En octobre 2023, le tribunal lui offre une première victoire : Booba est mis en examen pour harcèlement aggravé. Depuis, une vingtaine d’autres internautes, sans doute moins fortunés, ont été condamnés. Mais ce n’était qu’un apéritif.
40 millions de raisons de sourire
La dernière ordonnance est un coup de maître juridique. Pour sécuriser les futures indemnités de Magali Berdah et de ses sociétés (Shauna Events, Sublime Talent, MB Conseil), la justice a provisoirement évalué son préjudice à 40,6 millions d’euros. Un chiffre astronomique qui couvrirait, selon elle, des partenariats envolés et un moral en berne.

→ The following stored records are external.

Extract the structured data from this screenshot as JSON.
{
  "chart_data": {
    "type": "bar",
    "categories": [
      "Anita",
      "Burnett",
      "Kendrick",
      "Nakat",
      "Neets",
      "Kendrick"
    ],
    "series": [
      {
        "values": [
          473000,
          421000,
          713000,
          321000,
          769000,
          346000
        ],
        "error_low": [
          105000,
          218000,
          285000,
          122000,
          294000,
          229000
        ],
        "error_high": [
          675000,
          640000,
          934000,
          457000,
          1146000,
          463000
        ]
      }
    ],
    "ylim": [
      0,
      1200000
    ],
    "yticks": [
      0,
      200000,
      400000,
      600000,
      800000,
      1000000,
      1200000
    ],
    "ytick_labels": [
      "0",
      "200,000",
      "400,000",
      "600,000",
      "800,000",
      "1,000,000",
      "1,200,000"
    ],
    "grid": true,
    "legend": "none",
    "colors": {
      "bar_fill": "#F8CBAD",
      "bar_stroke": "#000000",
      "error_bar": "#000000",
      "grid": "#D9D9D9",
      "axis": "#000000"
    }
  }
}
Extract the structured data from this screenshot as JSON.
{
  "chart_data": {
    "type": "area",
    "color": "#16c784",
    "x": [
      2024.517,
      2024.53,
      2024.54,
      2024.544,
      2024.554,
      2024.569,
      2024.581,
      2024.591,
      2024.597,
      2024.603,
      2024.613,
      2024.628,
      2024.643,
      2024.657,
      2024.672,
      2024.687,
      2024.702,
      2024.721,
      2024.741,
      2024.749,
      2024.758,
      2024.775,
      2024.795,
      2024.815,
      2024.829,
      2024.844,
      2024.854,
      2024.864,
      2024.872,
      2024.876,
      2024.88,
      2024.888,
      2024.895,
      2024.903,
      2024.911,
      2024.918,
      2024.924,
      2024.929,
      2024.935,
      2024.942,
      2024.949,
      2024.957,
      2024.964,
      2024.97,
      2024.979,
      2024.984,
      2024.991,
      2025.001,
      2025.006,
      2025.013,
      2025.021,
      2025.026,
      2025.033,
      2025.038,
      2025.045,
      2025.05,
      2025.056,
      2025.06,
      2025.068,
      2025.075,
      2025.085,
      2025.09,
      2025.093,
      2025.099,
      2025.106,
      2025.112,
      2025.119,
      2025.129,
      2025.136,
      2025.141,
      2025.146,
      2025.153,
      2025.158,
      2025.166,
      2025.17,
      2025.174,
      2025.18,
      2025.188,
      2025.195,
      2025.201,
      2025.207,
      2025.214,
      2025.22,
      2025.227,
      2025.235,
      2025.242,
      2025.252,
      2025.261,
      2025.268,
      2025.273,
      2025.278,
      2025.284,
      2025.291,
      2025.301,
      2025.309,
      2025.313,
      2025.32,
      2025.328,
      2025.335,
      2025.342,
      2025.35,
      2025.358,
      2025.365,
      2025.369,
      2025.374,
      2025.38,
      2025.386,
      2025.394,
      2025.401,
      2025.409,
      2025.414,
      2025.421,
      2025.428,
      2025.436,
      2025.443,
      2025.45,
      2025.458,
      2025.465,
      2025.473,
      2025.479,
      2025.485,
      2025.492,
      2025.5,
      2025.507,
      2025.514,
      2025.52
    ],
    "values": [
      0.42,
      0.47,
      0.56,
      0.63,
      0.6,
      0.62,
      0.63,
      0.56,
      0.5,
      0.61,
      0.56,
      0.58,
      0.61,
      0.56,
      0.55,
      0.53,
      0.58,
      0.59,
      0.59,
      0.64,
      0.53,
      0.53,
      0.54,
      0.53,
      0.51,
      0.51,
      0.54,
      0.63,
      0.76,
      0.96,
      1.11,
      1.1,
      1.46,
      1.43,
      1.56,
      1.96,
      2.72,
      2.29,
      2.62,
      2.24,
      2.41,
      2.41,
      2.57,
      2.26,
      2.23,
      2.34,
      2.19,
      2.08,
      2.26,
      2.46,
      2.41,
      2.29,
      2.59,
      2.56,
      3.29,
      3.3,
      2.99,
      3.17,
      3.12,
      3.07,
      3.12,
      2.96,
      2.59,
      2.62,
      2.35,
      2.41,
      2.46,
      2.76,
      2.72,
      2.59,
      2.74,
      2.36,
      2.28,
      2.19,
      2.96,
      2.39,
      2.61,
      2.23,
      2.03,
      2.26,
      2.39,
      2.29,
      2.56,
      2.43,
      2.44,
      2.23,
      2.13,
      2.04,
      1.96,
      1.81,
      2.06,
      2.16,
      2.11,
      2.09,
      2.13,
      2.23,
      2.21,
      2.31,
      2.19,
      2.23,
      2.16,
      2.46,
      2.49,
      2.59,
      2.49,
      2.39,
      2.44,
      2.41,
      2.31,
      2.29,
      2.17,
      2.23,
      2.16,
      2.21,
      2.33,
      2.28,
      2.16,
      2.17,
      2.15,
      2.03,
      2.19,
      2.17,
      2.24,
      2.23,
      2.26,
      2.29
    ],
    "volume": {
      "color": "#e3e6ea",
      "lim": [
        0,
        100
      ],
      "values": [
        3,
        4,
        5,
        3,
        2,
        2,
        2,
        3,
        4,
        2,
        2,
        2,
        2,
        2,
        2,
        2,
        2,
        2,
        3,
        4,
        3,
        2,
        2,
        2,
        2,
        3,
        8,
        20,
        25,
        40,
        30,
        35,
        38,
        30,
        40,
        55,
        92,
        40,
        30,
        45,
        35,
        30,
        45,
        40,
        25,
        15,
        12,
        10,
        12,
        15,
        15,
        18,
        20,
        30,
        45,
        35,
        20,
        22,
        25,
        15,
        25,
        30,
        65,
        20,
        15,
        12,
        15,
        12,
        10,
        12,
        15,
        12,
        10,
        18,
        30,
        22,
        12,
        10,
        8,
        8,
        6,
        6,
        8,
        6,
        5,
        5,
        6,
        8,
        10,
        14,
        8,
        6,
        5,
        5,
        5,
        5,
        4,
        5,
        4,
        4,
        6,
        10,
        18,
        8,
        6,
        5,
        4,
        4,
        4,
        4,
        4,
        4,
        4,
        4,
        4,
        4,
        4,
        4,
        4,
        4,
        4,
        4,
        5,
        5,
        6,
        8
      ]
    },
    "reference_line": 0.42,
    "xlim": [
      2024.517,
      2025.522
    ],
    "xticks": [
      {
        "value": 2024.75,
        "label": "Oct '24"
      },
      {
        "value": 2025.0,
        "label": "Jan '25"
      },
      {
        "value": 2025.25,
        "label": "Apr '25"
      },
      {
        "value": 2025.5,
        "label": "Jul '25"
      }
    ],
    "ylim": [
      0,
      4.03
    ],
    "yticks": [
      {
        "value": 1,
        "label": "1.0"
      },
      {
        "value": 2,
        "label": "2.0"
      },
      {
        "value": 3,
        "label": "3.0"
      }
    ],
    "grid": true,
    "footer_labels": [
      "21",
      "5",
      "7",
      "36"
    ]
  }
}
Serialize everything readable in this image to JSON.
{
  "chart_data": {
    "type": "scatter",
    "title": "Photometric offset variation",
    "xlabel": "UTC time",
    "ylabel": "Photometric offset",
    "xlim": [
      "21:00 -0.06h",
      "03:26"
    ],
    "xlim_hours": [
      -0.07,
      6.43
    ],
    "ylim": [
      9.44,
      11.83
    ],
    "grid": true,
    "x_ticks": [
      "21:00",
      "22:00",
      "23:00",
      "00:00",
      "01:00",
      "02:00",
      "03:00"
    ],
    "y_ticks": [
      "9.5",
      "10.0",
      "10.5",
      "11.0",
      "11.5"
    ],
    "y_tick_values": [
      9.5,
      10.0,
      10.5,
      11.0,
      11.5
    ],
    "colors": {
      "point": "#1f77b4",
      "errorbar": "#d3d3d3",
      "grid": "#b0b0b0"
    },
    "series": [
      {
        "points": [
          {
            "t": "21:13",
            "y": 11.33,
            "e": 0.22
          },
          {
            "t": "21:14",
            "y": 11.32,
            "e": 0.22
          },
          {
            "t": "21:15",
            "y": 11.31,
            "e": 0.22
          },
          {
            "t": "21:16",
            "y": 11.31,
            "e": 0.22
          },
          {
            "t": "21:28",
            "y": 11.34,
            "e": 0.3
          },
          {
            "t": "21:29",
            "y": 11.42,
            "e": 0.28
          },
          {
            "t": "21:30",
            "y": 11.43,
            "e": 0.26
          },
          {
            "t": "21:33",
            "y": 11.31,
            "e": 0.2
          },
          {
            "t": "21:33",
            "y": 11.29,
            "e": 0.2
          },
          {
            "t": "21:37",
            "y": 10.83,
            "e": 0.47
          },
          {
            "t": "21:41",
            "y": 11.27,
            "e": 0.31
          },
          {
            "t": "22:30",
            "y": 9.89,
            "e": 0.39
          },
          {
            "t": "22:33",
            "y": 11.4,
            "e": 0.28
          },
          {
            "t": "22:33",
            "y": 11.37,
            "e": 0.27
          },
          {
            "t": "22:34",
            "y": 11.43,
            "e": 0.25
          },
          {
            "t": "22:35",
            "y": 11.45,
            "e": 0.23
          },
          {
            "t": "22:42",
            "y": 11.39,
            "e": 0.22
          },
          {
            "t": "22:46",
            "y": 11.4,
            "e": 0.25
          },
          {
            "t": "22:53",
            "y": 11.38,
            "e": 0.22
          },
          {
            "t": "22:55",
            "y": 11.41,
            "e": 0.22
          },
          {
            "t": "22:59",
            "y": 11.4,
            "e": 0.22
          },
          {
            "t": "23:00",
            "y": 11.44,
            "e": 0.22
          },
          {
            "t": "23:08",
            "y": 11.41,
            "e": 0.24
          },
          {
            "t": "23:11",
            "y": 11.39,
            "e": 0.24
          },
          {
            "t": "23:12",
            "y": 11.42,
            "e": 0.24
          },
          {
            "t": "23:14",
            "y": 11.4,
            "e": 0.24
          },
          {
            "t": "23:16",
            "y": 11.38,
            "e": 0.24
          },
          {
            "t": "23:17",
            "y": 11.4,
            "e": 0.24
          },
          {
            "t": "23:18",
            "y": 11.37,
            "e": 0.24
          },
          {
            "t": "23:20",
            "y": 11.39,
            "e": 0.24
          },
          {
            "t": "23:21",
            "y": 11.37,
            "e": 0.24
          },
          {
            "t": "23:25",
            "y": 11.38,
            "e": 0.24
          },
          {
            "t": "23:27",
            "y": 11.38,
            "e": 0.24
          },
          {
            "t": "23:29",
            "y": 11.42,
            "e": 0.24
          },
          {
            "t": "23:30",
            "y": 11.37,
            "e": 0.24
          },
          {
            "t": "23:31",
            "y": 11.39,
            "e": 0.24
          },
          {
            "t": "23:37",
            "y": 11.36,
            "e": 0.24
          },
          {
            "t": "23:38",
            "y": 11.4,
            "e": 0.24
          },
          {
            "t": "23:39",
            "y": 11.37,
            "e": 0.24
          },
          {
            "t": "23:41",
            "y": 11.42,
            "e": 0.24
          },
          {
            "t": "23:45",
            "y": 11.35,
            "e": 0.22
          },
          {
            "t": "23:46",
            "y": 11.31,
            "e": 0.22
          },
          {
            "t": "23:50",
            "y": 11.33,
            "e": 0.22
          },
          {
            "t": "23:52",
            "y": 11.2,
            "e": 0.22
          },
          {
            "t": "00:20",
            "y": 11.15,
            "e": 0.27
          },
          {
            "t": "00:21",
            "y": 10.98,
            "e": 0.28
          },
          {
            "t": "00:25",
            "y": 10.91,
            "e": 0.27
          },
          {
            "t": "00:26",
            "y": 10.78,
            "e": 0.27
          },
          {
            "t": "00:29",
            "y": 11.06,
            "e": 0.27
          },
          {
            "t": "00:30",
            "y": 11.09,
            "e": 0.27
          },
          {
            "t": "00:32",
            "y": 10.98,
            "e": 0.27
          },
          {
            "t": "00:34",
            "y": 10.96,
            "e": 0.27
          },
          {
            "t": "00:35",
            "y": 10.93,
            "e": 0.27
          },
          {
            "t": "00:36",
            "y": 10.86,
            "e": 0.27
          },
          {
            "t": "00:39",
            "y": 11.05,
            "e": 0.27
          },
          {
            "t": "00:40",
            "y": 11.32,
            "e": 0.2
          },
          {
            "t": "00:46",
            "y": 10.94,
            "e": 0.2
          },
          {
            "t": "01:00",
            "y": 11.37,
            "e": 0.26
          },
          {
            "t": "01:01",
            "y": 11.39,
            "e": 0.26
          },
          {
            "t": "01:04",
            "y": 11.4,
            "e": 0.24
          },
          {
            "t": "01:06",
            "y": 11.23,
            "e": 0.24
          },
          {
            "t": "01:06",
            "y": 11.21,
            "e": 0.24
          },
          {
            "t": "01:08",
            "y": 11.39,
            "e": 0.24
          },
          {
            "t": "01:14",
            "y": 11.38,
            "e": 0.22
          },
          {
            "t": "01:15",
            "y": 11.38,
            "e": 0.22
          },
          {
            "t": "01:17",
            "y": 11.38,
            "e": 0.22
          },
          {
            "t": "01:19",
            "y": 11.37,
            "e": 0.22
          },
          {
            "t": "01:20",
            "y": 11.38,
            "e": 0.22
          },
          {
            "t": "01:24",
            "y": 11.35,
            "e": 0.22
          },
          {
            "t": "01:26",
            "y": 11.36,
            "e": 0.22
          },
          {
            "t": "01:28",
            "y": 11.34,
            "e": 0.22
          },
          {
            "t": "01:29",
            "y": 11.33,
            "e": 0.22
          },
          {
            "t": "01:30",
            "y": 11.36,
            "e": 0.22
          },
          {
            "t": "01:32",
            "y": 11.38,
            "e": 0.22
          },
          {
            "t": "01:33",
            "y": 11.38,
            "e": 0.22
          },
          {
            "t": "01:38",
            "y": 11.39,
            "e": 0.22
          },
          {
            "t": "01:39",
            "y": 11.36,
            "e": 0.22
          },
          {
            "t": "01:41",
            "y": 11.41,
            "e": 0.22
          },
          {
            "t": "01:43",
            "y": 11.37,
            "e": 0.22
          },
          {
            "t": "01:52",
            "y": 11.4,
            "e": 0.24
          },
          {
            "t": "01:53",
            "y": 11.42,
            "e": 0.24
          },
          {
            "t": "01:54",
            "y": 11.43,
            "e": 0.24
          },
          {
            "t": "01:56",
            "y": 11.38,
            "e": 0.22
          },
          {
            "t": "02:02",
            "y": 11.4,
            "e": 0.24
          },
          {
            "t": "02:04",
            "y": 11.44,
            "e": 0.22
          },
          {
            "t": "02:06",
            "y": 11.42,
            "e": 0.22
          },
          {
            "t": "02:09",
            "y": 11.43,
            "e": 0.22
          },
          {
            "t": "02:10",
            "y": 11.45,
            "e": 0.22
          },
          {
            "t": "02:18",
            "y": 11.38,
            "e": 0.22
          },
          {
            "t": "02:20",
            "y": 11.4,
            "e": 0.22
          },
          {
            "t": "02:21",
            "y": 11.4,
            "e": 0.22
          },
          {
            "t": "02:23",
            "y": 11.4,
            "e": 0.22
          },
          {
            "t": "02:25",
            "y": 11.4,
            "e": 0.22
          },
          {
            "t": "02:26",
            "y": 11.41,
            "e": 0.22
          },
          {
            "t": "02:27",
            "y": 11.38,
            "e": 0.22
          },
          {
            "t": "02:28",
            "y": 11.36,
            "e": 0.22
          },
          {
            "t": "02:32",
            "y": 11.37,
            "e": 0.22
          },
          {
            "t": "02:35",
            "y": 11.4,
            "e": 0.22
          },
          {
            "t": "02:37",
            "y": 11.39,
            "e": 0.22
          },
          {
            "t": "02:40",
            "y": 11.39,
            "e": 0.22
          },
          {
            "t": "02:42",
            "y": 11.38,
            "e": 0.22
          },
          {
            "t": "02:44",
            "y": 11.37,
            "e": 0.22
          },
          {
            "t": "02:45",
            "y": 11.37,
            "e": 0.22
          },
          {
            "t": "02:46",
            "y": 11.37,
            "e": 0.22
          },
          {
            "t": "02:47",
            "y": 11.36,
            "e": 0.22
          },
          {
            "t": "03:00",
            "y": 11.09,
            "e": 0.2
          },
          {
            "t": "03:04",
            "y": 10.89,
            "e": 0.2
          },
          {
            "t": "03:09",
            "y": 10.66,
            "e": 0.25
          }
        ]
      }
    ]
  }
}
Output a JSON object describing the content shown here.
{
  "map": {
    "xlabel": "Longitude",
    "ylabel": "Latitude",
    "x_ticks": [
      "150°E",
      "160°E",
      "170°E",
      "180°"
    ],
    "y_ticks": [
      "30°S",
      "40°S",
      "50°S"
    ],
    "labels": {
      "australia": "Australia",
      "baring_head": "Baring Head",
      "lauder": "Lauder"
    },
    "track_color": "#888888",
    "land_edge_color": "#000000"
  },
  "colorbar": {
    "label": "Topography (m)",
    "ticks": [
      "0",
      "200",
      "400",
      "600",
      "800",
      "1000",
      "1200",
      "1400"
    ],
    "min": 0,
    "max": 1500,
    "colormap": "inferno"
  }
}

Conséquence immédiate : les droits d’auteur du Duc, habituellement versés par la Sacem, les plateformes de streaming et Universal Music, sont désormais gelés. L’artiste, bien installé à Miami, risque de trouver le temps long et son compte en banque soudainement plus léger.
L’artiste mis au silence (financier)
Pour Booba, l’addition est salée. Même si cette saisie reste conservatoire – l’argent est bloqué, pas encore encaissé par la partie adverse – elle a de quoi refroidir son enthousiasme créatif. Difficile de produire un nouvel album ou d’organiser une tournée quand vos revenus principaux sont mis sous cloche. L’homme aux clashs légendaires n’a, pour l’instant, pas réagi.
Le procès des réseaux ou la rançon de la gloire
Cette affaire, au-delà du spectacle, pose une question gênante : peut-on évaluer à 40 millions d’euros les dégâts causés par des tweets acides et quelques commentaires déplacés ? Elle interroge aussi sur la responsabilité des influenceurs, souvent prompts à exposer leur vie pour de l’argent, mais moins enclins à en subir les retours de flamme.
Le prochain acte se jouera au procès au fond. On y déterminera si Booba doit vraiment cracher au bassin pour avoir égratigné la reine des promoteurs. En attendant, la toile s’enflamme : les uns crient à la justice rendue, les autres à une saisie abusive qui transforme une querelle d’egos en braquage légalisé.